例えばいま、私たちに「リーバイスの501」は作れるのでしょうか。

デザインや技術から言えば、おそらくできると思います。

しかし、それで私たちが「リーバイスの501」を作ることができたとしても、それは「リーバイスの501と同じかたちのデニム」になるだけです。

そして、そのふたつがお店に並んでいたとしたら。

私たちが選ぶのは多くの場合、「リーバイスがつくったリーバイスの501」になると思います。



私たちが名のあるブランドのものを買いたくなるのは、そのもの自体のデザインや機能だけでなく、そのブランドの価値観や、これまでの歴史によってつくられてきた文脈に魅力を感じているから。

ときどき、ヴィンテージのデニムに数十万円の値段がついていたりして、おどろくことがあります。

それもそのデニム自体にそれだけの価値があるのではなく、そのものにまつわる歴史や、今の時代まで残っている希少さから、そういう値段がついています。



諸説ありますが、リーバイスのデニムの原型が生まれたのは、今から150年ちかく前、1870年までさかのぼります。

そして、1890年に「501」というナンバーをつけられたモデルがはじめてつくられました。

それから2016年の今までのあいだ、私たちのいう「日常の制服」として多くのひとに愛されてきたからこそ、今の「リーバイスの501」があります。
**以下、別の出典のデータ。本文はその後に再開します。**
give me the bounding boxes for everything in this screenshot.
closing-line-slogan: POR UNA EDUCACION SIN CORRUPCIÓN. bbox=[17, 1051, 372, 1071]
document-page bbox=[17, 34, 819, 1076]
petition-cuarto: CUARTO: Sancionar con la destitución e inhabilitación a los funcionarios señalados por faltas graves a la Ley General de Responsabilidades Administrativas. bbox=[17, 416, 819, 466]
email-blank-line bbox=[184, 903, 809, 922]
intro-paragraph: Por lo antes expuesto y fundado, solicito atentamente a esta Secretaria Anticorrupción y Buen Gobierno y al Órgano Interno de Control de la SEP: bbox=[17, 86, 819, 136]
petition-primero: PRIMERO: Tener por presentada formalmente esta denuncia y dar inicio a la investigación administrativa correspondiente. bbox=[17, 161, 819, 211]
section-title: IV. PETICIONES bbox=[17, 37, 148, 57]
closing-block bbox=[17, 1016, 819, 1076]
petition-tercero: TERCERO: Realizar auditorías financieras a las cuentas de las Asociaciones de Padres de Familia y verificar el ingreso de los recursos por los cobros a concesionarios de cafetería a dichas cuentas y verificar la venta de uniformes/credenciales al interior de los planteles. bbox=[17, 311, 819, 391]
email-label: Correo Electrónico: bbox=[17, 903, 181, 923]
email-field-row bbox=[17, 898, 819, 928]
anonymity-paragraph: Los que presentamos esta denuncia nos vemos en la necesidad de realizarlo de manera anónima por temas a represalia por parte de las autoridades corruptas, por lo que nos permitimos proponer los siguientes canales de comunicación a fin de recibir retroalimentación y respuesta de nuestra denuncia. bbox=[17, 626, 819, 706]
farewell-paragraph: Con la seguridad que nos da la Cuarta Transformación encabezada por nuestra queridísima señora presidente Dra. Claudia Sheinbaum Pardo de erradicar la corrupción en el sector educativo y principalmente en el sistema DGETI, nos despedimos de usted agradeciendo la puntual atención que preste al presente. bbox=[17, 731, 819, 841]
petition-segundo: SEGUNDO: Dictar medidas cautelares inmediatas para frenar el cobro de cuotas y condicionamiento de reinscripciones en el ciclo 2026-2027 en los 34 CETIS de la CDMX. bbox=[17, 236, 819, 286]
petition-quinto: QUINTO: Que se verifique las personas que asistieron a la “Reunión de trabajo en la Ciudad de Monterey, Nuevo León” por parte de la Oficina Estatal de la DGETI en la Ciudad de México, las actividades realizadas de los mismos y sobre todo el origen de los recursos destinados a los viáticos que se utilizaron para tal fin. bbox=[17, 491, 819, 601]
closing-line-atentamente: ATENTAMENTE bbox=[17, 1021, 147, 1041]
だから、私たちには「リーバイスの501」はつくれない。

歴史によってつくられてきた文脈まで、私たちにつくることはできません。

今を生きる私たちにできることは、そういった「日常の制服」がこれまでにつくってきた歴史や、その文脈を受け継いで、次の時代のために更新していくことだと思います。


私たちにリーバイスの501はつくれないけど、私たちはリーバイスにつくれなかったものをつくれるかもしれない。

「今の時代だからこそつくれるもの」こそ、いま必要なものだと思います。